Le gouvernement s’emploie, de même à travers des mesures d’accompagnement des secteurs économiques comme l’agriculture et le transport, à endiguer les effets de l’inflation tout en veillant, à l’échelle macroéconomique, à la ramener à des niveaux supportables. En parallèle, le Conseil des ministres vient d’approuver une nouvelle mouture d’aides pour l’accès au logement qui cible aussi bien les couches socialement défavorisées que la classe moyenne. Aziz Akhannouch l’a promis, il est en train de monter l’édifice et l’État social prend progressivement forme.
La réussite de ce chantier social, a souligné le chef du gouvernement devant les membres des deux Chambres réunies, nécessite l’adhésion de tous aux valeurs de solidarité et d’équité. Et quand le chef du gouvernement évoque la solidarité, c’est d’abord en termes d’impôts, mais aussi de décompensation programmée des produits subventionnés, à leur tête le butane qui connaîtra une première augmentation de prix de 10 DH en avril prochain. La réforme progressive de la Caisse de compensation est inéluctable d’autant plus qu’elle est inscrite dans la loi-cadre relative à la protection sociale. «L’objectif, souligne Aziz Akhannouch, est d’inaugurer une nouvelle phase du processus de développement du Royaume, dans lequel le citoyen est au centre de la préoccupation des différents projets et politiques de l’État social».
L’aide sociale directe en détail
L’offre de l’aide sociale directe comporte trois mesures essentielles portant sur :
1- Une aide aux familles ciblées ayant des enfants
Tout enfant, de la naissance à l’âge de 5 ans, recevra une allocation de 200 DH par mois à partir de fin décembre 2023. Ce montant sera porté à 250 DH par mois en 2025, puis à 300 DH/mois à compter de 2026. Pour le 4e, le 5e et le 6e enfant, cette allocation sera de 36 DH
L’enfant en âge de scolarité conservera le même montant de l’allocation entre l’âge de 6 ans et 21 ans, tandis que celui en situation de handicap recevra une allocation de 300 DH par mois en 2024 et 400 DH en 2026. L’État continuera à verser aux veuves 350 DH par mois pour chaque enfant jusqu’à fin 2024, puis 375 DH/mois/enfant en 2025 et 400 DH à partir de 2026.

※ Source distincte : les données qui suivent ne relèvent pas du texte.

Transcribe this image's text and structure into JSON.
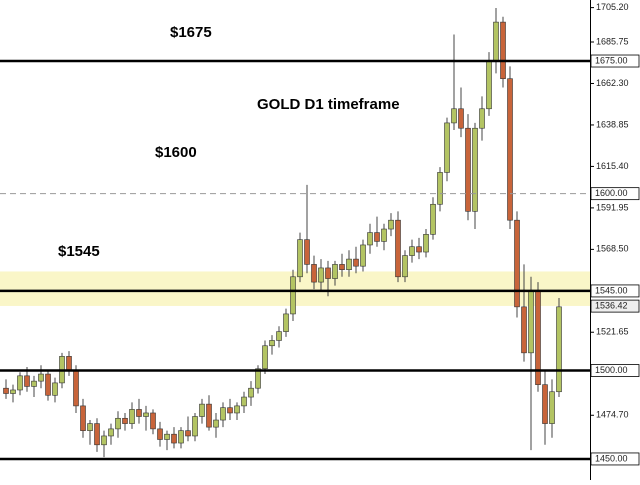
{
  "chart_data": {
    "type": "candlestick",
    "title": "GOLD D1 timeframe",
    "annotations": [
      "$1675",
      "$1600",
      "$1545"
    ],
    "ylim": [
      1438.1,
      1709.5
    ],
    "yticks": [
      {
        "value": 1705.2,
        "label": "1705.20"
      },
      {
        "value": 1685.75,
        "label": "1685.75"
      },
      {
        "value": 1662.3,
        "label": "1662.30"
      },
      {
        "value": 1638.85,
        "label": "1638.85"
      },
      {
        "value": 1615.4,
        "label": "1615.40"
      },
      {
        "value": 1591.95,
        "label": "1591.95"
      },
      {
        "value": 1568.5,
        "label": "1568.50"
      },
      {
        "value": 1521.65,
        "label": "1521.65"
      },
      {
        "value": 1474.7,
        "label": "1474.70"
      }
    ],
    "levels": [
      {
        "value": 1675,
        "label": "1675.00",
        "style": "solid"
      },
      {
        "value": 1600,
        "label": "1600.00",
        "style": "dashed"
      },
      {
        "value": 1545,
        "label": "1545.00",
        "style": "solid"
      },
      {
        "value": 1500,
        "label": "1500.00",
        "style": "solid"
      },
      {
        "value": 1450,
        "label": "1450.00",
        "style": "solid"
      }
    ],
    "current_price": {
      "value": 1536.42,
      "label": "1536.42"
    },
    "zone": [
      1536.5,
      1556
    ],
    "zone_color": "#faf6c8",
    "up_color": "#b3c463",
    "down_color": "#c8643a",
    "categories": [
      null,
      null,
      null,
      null,
      null,
      null,
      null,
      null,
      null,
      null,
      null,
      null,
      null,
      null,
      null,
      null,
      null,
      null,
      null,
      null,
      null,
      null,
      null,
      null,
      null,
      null,
      null,
      null,
      null,
      null,
      null,
      null,
      null,
      null,
      null,
      null,
      null,
      null,
      null,
      null,
      null,
      null,
      null,
      null,
      null,
      null,
      null,
      null,
      null,
      null,
      null,
      null,
      null,
      null,
      null,
      null,
      null,
      null,
      null,
      null,
      null,
      null,
      null,
      null,
      null,
      null,
      null,
      null,
      null,
      null,
      null,
      null,
      null,
      null,
      null,
      null,
      null,
      null,
      null,
      null
    ],
    "open": [
      1490,
      1487,
      1489,
      1497,
      1491,
      1494,
      1498,
      1486,
      1493,
      1508,
      1500,
      1480,
      1466,
      1470,
      1458,
      1463,
      1467,
      1473,
      1470,
      1478,
      1474,
      1476,
      1467,
      1461,
      1464,
      1459,
      1466,
      1463,
      1474,
      1481,
      1468,
      1472,
      1479,
      1476,
      1480,
      1485,
      1490,
      1501,
      1514,
      1517,
      1522,
      1532,
      1553,
      1574,
      1560,
      1550,
      1558,
      1552,
      1560,
      1557,
      1563,
      1559,
      1571,
      1578,
      1573,
      1580,
      1585,
      1553,
      1565,
      1570,
      1567,
      1577,
      1594,
      1612,
      1640,
      1648,
      1637,
      1590,
      1637,
      1648,
      1675,
      1697,
      1665,
      1585,
      1536,
      1510,
      1545,
      1492,
      1470,
      1488
    ],
    "high": [
      1495,
      1492,
      1499,
      1502,
      1497,
      1503,
      1500,
      1496,
      1510,
      1511,
      1503,
      1484,
      1472,
      1473,
      1466,
      1470,
      1477,
      1476,
      1482,
      1484,
      1480,
      1478,
      1471,
      1466,
      1468,
      1468,
      1474,
      1476,
      1484,
      1486,
      1476,
      1482,
      1484,
      1482,
      1488,
      1494,
      1503,
      1517,
      1520,
      1525,
      1535,
      1557,
      1578,
      1605,
      1565,
      1563,
      1562,
      1562,
      1566,
      1568,
      1570,
      1574,
      1583,
      1587,
      1583,
      1589,
      1590,
      1568,
      1574,
      1575,
      1580,
      1598,
      1615,
      1643,
      1690,
      1660,
      1645,
      1640,
      1655,
      1680,
      1705,
      1700,
      1672,
      1590,
      1560,
      1553,
      1550,
      1500,
      1495,
      1541
    ],
    "low": [
      1484,
      1482,
      1486,
      1488,
      1485,
      1490,
      1483,
      1482,
      1490,
      1497,
      1476,
      1462,
      1458,
      1454,
      1451,
      1458,
      1462,
      1466,
      1467,
      1470,
      1466,
      1464,
      1457,
      1455,
      1456,
      1456,
      1460,
      1460,
      1470,
      1466,
      1462,
      1468,
      1472,
      1472,
      1476,
      1480,
      1487,
      1498,
      1509,
      1513,
      1519,
      1528,
      1550,
      1555,
      1546,
      1545,
      1542,
      1548,
      1553,
      1553,
      1555,
      1556,
      1566,
      1570,
      1568,
      1576,
      1550,
      1550,
      1561,
      1563,
      1564,
      1574,
      1590,
      1607,
      1636,
      1632,
      1585,
      1580,
      1630,
      1644,
      1668,
      1660,
      1580,
      1530,
      1505,
      1455,
      1488,
      1458,
      1462,
      1485
    ],
    "close": [
      1487,
      1489,
      1497,
      1491,
      1494,
      1498,
      1486,
      1493,
      1508,
      1500,
      1480,
      1466,
      1470,
      1458,
      1463,
      1467,
      1473,
      1470,
      1478,
      1474,
      1476,
      1467,
      1461,
      1464,
      1459,
      1466,
      1463,
      1474,
      1481,
      1468,
      1472,
      1479,
      1476,
      1480,
      1485,
      1490,
      1501,
      1514,
      1517,
      1522,
      1532,
      1553,
      1574,
      1560,
      1550,
      1558,
      1552,
      1560,
      1557,
      1563,
      1559,
      1571,
      1578,
      1573,
      1580,
      1585,
      1553,
      1565,
      1570,
      1567,
      1577,
      1594,
      1612,
      1640,
      1648,
      1637,
      1590,
      1637,
      1648,
      1675,
      1697,
      1665,
      1585,
      1536,
      1510,
      1545,
      1492,
      1470,
      1488,
      1536
    ]
  }
}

2- Une aide aux familles ciblées n’ayant pas d’enfants ou ayant des enfants de plus de 21 ans, surtout celles ayant des personnes âgées à charge
Les familles ciblées n’ayant pas d’enfants ou dont les enfants sont âgés de plus de 21 ans, surtout celles qui ont des personnes âgées à charge, recevront une prime forfaitaire de 500 DH par mois à partir de fin décembre 2023. Le montant de l’aide pour chaque famille ciblée peut totaliser plus de 1.000 DH par mois, en fonction de sa composition et du nombre de ses enfants.
3- Une prime de naissance
Chaque famille, à l’occasion de la première et de la deuxième naissance, recevra une prime de 2.000 DH à la première naissance et de 1.000 DH à la deuxième naissance.
La mise en œuvre de ce chantier nécessitera un budget de 25 MMDH en 2024 qui sera porté à 29 MMDH par an en 2026. À ce budget s’ajoutent les 10 MMDH alloués à la généralisation de l’AMO. L’ensemble de ces allocations représenteront un budget total de 40 MMDH à l’horizon 2026.